The University of Texas at Tyler School of Medicine
Mental Health Workforce Training for Underserved Areas
East Texas has generally lacked access to mental health care, according to John Pogue, MD, chair for the Robert M. Rogers Department of Psychiatry at The University of Texas at Tyler School of Medicine. But some of its residents, including those in more remote, rural parts of the region, have acute needs for that care.
“We do have some not unique problems, but the prevalence of some things that are higher in the region than maybe in other parts of the state and other parts of the country,” Dr. Pogue said. “One is opioid use disorder; we have a relatively high incidence of that. And then we also have, compared to the rest of Texas, a much higher than average rate of suicide, and Texas tends to run higher than the rest of the country on average.”
UT Tyler has been able to address these issues with its residency programs. A continued allotment from the state budget for 2026-27 will help continue to fund psychiatry residency training in underserved areas of East Texas, and at Rusk and Terrell State Hospitals.
“One of the big aims, of course, is to recruit and retain graduates, [psychiatrists] in the area, either private practice or recently what we’ve been doing is essentially adding them to our faculty, so that they become [psychiatrists] within our own system ... more services and more [psychiatrists] are what we need,” Dr. Pogue said.
“We’ve been very impressed by the response that our programs have gotten,” added Emmanuel Elueze, MD, PhD, associate dean for GME and Professional Development for UT Tyler.
Drs. Pogue and Elueze both note students applying to UT Tyler’s mental health program generally embrace the challenges of caring for rural and underserved populations, and the culture the faculty has created, combined with Tyler’s ongoing evolution as a regional hub, provides a sense of community.
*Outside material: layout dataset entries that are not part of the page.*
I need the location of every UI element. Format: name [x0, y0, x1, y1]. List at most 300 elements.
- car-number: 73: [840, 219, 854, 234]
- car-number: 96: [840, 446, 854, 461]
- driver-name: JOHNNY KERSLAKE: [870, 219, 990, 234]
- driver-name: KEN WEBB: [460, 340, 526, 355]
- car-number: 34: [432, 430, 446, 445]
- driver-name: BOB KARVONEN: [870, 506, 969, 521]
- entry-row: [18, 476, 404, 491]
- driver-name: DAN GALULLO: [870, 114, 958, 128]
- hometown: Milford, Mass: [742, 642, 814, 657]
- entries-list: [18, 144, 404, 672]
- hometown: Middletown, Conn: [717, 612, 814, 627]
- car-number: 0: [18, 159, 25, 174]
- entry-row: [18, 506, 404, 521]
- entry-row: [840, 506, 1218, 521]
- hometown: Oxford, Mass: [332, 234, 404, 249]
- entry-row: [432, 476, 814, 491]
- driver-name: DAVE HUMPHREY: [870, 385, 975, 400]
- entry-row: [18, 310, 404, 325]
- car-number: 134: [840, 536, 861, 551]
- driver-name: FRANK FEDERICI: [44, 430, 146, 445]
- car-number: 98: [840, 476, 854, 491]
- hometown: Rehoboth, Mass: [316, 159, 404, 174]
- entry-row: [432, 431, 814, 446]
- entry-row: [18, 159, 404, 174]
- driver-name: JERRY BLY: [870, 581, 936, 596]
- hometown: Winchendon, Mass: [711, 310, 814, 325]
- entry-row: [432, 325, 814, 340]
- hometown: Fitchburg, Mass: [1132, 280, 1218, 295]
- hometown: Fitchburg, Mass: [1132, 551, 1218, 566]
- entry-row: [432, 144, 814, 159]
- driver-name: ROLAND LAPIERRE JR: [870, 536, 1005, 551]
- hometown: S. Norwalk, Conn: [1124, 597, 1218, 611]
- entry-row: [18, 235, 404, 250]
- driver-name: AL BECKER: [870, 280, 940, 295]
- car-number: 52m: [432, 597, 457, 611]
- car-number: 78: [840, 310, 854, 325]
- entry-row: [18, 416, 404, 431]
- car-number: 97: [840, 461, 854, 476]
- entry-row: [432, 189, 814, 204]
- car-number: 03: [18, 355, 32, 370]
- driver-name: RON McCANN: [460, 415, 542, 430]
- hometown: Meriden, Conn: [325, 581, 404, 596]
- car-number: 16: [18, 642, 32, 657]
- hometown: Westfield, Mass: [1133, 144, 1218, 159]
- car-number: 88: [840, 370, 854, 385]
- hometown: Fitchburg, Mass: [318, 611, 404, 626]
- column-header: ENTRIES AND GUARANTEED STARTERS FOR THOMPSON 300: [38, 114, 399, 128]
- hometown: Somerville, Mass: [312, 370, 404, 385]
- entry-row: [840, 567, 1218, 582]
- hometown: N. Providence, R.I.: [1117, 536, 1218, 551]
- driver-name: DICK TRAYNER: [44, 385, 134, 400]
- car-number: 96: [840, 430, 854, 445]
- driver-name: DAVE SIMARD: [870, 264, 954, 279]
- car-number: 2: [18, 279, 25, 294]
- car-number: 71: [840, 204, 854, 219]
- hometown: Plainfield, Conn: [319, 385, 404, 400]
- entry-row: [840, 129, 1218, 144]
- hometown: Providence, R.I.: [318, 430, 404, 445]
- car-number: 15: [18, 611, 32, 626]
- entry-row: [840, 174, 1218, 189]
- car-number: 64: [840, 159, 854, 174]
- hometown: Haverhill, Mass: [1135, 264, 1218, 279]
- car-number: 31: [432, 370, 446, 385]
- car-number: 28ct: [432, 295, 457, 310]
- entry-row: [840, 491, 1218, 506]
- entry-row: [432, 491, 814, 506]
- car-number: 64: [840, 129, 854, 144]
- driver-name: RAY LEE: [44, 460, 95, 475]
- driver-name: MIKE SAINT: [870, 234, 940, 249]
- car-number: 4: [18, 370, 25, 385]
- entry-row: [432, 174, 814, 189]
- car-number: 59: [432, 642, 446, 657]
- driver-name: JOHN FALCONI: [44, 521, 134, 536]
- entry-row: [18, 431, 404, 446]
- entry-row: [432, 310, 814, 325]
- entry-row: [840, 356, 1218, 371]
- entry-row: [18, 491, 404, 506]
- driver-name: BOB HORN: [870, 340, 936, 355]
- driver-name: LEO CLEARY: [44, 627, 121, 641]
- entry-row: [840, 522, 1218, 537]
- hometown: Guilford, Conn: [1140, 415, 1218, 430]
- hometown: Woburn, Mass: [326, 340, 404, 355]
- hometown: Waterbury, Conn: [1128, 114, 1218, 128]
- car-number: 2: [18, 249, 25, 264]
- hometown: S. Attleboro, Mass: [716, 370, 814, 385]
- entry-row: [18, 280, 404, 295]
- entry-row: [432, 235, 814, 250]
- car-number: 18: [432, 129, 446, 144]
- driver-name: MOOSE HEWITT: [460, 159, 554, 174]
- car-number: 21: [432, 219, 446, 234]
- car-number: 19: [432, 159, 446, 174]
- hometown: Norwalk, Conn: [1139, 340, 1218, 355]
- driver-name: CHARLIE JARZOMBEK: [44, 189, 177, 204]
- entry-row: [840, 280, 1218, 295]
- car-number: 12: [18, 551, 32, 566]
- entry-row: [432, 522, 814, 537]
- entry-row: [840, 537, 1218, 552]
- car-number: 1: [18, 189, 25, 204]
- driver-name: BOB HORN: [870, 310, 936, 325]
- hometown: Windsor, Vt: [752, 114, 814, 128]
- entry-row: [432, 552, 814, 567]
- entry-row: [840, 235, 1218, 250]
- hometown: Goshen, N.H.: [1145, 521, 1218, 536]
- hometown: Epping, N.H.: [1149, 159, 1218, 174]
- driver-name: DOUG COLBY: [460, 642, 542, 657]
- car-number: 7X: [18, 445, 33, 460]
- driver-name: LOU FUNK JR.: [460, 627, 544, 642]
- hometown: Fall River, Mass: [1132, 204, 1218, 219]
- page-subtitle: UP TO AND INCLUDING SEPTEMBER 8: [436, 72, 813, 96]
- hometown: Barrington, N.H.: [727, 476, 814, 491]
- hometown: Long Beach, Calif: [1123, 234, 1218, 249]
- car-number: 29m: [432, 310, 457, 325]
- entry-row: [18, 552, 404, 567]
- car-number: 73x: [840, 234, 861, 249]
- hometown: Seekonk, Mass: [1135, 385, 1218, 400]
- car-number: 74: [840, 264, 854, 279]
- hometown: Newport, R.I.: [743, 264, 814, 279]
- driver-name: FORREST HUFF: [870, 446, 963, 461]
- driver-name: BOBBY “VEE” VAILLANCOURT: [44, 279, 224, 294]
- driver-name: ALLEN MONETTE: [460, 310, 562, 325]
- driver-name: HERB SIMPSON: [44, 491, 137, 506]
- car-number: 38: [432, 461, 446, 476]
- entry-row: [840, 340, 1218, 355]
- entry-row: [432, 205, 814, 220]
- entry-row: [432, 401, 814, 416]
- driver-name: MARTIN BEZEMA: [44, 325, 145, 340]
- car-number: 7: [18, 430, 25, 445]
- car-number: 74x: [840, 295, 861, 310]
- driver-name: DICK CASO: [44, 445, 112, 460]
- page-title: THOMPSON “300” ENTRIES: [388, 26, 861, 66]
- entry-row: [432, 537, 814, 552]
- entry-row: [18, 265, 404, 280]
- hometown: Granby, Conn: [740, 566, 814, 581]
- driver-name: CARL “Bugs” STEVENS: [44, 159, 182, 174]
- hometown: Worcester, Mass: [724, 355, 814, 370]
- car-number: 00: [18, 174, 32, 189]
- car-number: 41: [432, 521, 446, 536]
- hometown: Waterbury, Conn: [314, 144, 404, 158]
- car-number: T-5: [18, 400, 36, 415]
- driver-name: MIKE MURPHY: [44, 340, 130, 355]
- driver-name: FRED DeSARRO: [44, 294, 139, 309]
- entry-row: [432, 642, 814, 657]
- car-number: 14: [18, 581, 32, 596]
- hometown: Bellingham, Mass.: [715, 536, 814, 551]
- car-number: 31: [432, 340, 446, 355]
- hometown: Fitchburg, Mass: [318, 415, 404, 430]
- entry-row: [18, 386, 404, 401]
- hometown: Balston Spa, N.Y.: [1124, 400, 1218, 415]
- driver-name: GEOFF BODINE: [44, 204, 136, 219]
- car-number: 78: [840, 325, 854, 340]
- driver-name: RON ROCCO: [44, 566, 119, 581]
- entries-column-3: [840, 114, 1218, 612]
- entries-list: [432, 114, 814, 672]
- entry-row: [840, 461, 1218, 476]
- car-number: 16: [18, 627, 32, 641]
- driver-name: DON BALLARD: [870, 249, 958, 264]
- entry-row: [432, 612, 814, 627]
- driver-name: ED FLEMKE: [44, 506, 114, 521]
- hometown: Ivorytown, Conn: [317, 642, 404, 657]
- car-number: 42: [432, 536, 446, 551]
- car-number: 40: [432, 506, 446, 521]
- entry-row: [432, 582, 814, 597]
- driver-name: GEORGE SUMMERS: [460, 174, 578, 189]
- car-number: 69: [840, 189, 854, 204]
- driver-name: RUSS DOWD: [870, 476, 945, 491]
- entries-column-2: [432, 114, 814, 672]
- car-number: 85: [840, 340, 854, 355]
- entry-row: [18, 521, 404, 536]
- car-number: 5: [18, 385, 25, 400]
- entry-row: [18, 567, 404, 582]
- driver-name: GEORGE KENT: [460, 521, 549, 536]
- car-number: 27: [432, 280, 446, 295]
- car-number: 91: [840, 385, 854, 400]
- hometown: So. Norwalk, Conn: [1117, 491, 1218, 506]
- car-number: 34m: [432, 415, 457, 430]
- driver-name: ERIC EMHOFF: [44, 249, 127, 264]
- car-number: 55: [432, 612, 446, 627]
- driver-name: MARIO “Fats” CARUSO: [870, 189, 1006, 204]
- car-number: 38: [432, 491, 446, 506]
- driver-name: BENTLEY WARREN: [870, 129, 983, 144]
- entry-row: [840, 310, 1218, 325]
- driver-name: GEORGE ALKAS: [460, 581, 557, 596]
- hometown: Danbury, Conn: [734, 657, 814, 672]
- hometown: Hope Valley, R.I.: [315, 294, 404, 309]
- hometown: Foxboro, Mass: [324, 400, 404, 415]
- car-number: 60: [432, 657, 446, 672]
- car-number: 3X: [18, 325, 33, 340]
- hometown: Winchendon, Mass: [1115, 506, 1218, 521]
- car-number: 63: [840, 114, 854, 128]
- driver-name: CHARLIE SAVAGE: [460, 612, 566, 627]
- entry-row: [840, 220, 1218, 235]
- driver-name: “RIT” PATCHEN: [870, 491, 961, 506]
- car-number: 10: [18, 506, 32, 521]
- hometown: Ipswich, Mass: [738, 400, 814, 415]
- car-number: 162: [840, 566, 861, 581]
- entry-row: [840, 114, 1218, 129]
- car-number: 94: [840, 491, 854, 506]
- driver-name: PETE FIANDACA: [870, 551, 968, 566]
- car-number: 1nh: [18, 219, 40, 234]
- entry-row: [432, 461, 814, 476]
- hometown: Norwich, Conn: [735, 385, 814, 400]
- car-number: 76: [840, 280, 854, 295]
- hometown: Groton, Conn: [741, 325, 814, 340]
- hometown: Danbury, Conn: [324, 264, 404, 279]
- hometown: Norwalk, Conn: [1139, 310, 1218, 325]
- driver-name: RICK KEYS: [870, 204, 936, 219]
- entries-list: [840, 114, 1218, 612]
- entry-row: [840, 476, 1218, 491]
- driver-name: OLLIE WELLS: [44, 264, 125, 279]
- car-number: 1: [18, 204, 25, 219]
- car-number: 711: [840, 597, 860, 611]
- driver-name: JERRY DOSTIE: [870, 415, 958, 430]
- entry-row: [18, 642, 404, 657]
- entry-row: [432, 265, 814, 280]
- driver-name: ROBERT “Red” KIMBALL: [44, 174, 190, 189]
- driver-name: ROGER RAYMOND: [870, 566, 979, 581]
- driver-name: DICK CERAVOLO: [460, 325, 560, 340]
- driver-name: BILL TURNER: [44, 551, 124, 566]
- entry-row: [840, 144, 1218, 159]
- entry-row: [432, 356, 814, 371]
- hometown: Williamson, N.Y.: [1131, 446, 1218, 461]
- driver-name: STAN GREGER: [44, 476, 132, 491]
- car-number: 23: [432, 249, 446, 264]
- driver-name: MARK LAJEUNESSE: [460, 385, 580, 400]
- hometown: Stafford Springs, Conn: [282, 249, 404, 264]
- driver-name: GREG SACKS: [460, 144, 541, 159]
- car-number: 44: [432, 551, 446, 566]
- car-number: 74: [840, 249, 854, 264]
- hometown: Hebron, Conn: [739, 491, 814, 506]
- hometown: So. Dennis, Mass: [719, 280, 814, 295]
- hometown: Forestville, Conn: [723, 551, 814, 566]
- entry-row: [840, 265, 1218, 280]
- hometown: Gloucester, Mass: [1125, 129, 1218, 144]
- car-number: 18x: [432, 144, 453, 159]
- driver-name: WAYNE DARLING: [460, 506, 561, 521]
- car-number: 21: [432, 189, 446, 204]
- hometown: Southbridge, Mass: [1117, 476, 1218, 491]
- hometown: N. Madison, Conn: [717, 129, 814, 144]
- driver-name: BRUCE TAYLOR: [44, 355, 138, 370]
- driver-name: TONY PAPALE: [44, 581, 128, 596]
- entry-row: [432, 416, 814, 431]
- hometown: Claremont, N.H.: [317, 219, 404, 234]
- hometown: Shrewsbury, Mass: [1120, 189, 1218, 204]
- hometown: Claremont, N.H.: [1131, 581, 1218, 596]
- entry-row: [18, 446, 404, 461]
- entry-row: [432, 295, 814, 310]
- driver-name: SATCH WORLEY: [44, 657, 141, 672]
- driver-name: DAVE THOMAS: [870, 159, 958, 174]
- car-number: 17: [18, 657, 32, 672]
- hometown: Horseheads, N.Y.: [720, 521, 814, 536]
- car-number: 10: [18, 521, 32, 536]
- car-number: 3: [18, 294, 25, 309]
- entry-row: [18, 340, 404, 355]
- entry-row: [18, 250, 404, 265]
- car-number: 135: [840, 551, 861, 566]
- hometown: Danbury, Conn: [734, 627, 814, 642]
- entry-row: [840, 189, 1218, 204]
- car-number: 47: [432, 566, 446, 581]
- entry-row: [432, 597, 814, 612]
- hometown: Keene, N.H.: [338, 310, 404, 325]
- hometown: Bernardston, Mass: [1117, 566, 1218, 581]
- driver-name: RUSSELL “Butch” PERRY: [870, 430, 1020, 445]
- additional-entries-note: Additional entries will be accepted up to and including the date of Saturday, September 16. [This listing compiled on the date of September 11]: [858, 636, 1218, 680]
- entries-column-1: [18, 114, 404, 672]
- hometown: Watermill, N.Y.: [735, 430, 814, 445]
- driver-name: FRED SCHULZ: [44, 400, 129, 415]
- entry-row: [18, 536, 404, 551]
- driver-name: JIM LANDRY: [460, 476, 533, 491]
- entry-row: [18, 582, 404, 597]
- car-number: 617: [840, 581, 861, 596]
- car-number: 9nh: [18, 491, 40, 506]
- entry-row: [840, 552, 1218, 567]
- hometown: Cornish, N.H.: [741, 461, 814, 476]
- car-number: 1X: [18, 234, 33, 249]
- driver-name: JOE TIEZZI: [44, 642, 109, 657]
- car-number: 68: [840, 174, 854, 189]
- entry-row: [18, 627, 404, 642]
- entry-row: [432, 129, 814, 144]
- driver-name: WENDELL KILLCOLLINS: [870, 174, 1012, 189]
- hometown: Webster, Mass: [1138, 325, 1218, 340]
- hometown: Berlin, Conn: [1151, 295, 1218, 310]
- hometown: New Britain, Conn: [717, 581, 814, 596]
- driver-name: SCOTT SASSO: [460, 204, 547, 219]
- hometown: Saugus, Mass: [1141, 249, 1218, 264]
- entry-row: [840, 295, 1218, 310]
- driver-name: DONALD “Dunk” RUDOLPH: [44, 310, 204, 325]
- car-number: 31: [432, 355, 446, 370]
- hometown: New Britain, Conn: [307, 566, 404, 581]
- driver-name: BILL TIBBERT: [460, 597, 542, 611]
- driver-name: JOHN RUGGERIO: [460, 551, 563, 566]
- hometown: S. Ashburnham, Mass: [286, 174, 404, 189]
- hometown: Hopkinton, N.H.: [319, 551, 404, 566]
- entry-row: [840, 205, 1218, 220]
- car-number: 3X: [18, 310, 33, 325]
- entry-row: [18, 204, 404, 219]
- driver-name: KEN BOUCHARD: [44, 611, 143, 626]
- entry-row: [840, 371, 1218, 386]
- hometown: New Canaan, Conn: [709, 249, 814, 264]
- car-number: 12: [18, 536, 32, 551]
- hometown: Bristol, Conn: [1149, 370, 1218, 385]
“It’s a good place for younger people,” Dr. Pogue said. “We have a number of residents who are starting families, and so the community is a draw itself.”
The school’s psychiatry residency programs fully match each year, Dr. Elueze adds, and its psychiatric residency program gets upward of 500 applicants for six positions in Tyler and four in a clinic in Pittsburg, about 55 miles northeast of the main campus.
“The clinic is located in the middle of the city,” the chair of the Texas Medical Association’s Committee on Continuing Education said. “I can tell you that probably one of my happiest days here was the day I visited that clinic on a Friday afternoon and saw the number of patients waiting in the waiting room.”
The experience allowed him to realize the importance of the program, providing mental health care to a community that otherwise might not have it.
“We already need a bigger facility, and it’s a good problem to have,” Dr. Pogue added.